Kvale, K., Prowe, A.E.F., Chien, CT. et al. Zooplankton grazing of microplastic can accelerate global loss of ocean oxygen. Nat Communications 12, 2358 (2021). https://doi.org/10.1038/s41467-021-22554-w
When we try to picture plastic pollution, large, dramatic images easily come to mind – skeletons of tropical birds whose insides are filled with plastic, large ghost nets drifting through the open ocean, the Great Pacific Garbage patch, and beaches covered in litter. These are all still part of the problem, but plastic is as integrated into ocean environments as it is in our grocery stores – that is to say ubiquitous and difficult to avoid. Plastics impact more than just the large animals or the beautiful coastlines. As plastic breaks down into smaller and smaller pieces, referred to as microplastics (plastics smaller than 5mm), zooplankton, the ocean’s smallest animals, are also able to eat it. Scientists are still trying to figure out what that means for the ocean, but Dr. Kvale and colleagues have some ideas.
To picture how microplastics may be impacting the ocean, the researchers worked with an already existing climate model (called UVic ECSM), which includes information about the atmosphere and the ocean. Models seem abstract in concept, but they are a useful way to combine the information we have through a series of mathematical equations. For example, part of a climate model may have an equation that shows how water moves with respect to wind. Another equation might describe how water temperature changes with air temperature. These kinds of relationships are like a brush strokes that paint a picture of Earth’s climate. However, each model is only as good as the skill of the painter and the quality of the paints – if the equations (or paints) are built on bad data, they won’t accurately represent the Earth. By contrast, even if the data (or paints) are high quality, but the painter doesn’t understand how to use them, the painting won’t resemble the Earth either. At the end of the day, even the best paints in the hands of the most skilled painter won’t be exactly like the original. There is an art to modeling, but there is also uncertainty.

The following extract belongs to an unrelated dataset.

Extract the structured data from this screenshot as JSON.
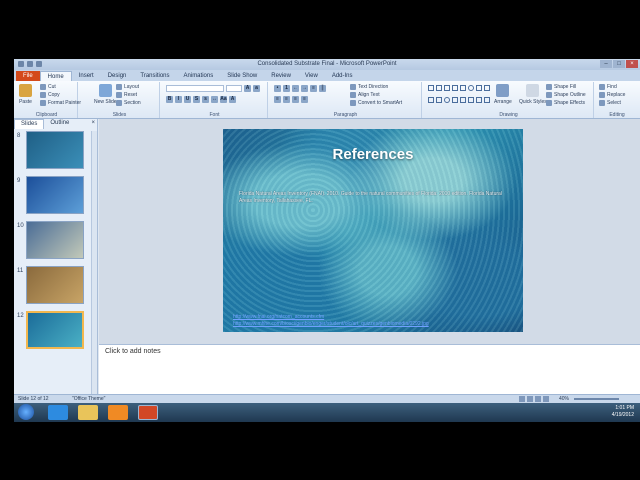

For this study, scientists wanted to know how zooplankton eating microplastics can change the ocean on a chemical level, primarily when it comes to how much oxygen is in the water. When zooplankton eat microplastics (which you can watch here), this fills their stomachs, especially if it takes them longer to digest the plastic. With full stomachs, they eat less phytoplankton (tiny, free-floating plants), which instead might die and settle through the water before they are decomposed by bacteria. When bacteria decompose phytoplankton, they use up oxygen (similar to the way we humans breathe). As a result, more phytoplankton being broken down by bacteria means that the oxygen minimum zone (the region where there is the least amount of oxygen in the water) could become larger. Since ocean animals still need oxygen to breathe, this would make more of the ocean inhospitable to them.
To look at the possible results, the scientists compared how much oxygen would be in the water after changing two variables: 1) the concentration of microplastics in surface waters; and 2) how readily do zooplankton eat microplastics (do they prefer plastic or their usual food?). The model showed the greatest changes based on how much zooplankton preferred to eat plastic as opposed how much plastic was available. This could be a result of the way the model was made as opposed to an accurate representation of the planet. However, the model did show big changes when zooplankton readily ate microplastics, especially in regions with a lot of nutrients (chemicals that serve as plant food). In places where there were ample nutrients, when zooplankton ate microplastics and left phytoplankton behind, the phytoplankton appeared to die and decompose deeper in the ocean, reducing oxygen. In places with few nutrients, however, there wasn’t as much of an effect. Phytoplankton likely wouldn’t make it to deeper water. Other microbes, desperate for the scarce nutrients, would break apart dead phytoplankton right away to get at the nutrients stored in their bodies. Even though this process still uses oxygen, surface waters get a ready supply of new oxygen from the air.
Let Them Eat Plastic
Overall, the results of this model are couched in a lot of uncertainty – it makes sense that the ocean would behave this way, but the modelers acknowledge that there are some strokes of the paintbrush that do not represent reality. This study is novel because it shows the way that through plastic pollution, humans may have triggered a change in the ocean (a decrease in oxygen) that would at first seem unrelated.
While less oxygen in the ocean may seem to bear no connection to those of us living on land, it changes the parts of the ocean that have the right conditions and food for sea creatures. This, in turn, can impact the fisheries that so many people rely on for food and livelihood. Although there is still a lot of necessary research to determine exactly how zooplankton respond to microplastics, it is past time that we acknowledge that our reliance on plastic is harmful and move toward alternatives, both for the ocean and for us. Legend has it that when Marie Antoinette was told of the plight of her people, she responded, “Let them eat cake.” If we fail to address our plastic reliance, it is the same as declaring “Let them eat plastic.”
I am a PhD student studying Biological Oceanography at the University of Rhode Island Graduate School of Oceanography. My interests are in food webs, ecology, and the interaction of humans and the ocean, whether that is in the form of fishing, pollution, climate change, or simply how we view the ocean. I am currently researching the decline of cancer crabs and lobsters in the Narragansett Bay.